J. L. Cherry
Chapitre 80
Explosion bruyante l'applaudissement du tonnerre et locations bâillantes
Coupez les vêtements fragiles des éléments;
Alors tourbillons soudains, blessez avec flamme pourpre
Et l'éclat d'éclair, dans les terreurs plus fortes est venu,
Brûler toute la vie et Nature où ils ont baissé,
Et laisser le monde aussi désolé qu'enfer.

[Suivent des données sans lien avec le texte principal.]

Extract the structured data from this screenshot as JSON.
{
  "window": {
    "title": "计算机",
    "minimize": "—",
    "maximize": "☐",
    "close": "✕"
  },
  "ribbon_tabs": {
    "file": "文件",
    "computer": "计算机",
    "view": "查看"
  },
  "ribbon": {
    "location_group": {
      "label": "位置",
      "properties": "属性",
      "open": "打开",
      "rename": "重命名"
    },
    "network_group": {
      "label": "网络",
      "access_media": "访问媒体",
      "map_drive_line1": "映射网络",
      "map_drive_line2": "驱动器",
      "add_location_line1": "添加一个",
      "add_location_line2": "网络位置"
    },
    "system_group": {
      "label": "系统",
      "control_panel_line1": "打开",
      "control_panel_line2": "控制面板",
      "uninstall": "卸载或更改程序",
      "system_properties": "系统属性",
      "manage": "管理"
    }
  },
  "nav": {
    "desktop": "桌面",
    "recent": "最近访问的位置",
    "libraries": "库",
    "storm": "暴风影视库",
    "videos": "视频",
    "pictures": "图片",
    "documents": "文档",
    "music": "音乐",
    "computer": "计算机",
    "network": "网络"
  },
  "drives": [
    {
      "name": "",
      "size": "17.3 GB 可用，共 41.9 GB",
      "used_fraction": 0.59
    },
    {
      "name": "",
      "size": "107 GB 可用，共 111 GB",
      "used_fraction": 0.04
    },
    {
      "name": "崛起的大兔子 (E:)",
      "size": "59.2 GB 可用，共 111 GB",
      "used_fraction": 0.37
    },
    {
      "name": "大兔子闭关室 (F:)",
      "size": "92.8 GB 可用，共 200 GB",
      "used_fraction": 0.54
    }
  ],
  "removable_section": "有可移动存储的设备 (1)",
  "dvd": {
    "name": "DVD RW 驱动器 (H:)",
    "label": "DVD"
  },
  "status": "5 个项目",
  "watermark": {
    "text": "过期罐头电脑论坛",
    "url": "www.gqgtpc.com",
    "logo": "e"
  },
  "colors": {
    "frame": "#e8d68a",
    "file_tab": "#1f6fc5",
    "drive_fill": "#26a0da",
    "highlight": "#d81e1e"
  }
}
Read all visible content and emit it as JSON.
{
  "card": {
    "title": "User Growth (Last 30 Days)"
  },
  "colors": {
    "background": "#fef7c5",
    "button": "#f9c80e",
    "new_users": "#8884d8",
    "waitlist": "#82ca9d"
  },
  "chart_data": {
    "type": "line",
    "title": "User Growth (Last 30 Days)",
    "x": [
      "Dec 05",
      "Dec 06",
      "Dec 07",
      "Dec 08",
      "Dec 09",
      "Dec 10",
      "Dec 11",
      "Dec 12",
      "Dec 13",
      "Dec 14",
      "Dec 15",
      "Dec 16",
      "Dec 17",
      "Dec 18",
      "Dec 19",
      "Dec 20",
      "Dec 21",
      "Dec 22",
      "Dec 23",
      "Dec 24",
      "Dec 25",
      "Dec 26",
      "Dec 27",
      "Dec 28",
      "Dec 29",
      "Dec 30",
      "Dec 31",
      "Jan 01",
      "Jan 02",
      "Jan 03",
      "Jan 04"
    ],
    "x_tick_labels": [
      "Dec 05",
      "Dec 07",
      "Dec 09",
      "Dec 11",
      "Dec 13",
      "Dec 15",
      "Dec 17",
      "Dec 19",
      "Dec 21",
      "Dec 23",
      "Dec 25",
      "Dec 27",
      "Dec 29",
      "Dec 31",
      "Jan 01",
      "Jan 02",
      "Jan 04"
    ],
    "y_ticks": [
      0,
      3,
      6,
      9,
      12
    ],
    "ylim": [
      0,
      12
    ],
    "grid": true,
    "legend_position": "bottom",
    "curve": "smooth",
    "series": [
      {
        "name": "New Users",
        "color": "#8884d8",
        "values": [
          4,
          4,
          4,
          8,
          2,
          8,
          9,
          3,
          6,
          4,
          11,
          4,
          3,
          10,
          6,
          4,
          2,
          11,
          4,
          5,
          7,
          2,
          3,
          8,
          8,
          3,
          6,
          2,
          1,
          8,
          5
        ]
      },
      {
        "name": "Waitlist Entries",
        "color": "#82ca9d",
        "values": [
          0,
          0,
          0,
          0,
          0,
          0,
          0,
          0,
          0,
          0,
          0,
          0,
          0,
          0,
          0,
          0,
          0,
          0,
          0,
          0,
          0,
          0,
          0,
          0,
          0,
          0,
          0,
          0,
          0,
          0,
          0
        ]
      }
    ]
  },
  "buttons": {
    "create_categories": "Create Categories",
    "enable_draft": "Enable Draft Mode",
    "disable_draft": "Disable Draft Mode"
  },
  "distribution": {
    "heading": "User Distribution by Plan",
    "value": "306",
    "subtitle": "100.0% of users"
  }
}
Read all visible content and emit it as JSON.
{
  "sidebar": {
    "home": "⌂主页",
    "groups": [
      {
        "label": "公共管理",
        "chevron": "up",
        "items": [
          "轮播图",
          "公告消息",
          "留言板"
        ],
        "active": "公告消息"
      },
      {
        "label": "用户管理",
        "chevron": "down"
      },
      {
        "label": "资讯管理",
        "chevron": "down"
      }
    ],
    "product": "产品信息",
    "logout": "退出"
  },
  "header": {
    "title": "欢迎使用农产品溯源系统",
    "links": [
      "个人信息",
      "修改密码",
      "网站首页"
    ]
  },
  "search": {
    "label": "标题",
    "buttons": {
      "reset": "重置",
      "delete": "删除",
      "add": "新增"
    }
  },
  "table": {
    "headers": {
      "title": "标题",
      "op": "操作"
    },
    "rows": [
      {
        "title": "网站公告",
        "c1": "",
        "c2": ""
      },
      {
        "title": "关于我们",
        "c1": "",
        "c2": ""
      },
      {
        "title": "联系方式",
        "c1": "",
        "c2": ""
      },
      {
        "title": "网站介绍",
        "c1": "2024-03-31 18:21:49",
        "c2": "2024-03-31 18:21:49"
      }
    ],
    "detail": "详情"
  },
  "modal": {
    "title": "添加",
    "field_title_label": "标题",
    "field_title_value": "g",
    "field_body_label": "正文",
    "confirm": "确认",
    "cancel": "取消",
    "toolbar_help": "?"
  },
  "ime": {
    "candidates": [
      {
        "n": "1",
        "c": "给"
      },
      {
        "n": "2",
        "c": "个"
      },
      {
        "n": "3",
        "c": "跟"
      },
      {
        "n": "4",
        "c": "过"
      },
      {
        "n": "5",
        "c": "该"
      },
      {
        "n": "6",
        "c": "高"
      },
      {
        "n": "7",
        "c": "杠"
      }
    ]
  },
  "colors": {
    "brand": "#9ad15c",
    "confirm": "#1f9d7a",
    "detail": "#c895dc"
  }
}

Les teintes agréables de bois et champs étaient passées,
Et les beautés de Nature avaient aimé leur dernier:
La fleur de la couleur, le vert de champ et arbre,,
Qu'ils avaient toujours été cessés d'être:
Nuages, en pleuvant feu, brûlé légèrement en haut les rosées du chuintement,;
Les shrivell d'herbe font dorer dans les teintes misérables;
Les feuilles sont tombées aux cendres dans le souffle chaud de l'air,
Et tout ont attendu la Mort universelle.
Les oiseaux somnolents, apeuré de leur nid moussu,
Battez en vain à travers l'air mauvais pour reste;
Et beaucoup d'un un, les se flétrissant lunettes de soleil parmi,
Réveillé pour périr sur le sien a couvé jeune.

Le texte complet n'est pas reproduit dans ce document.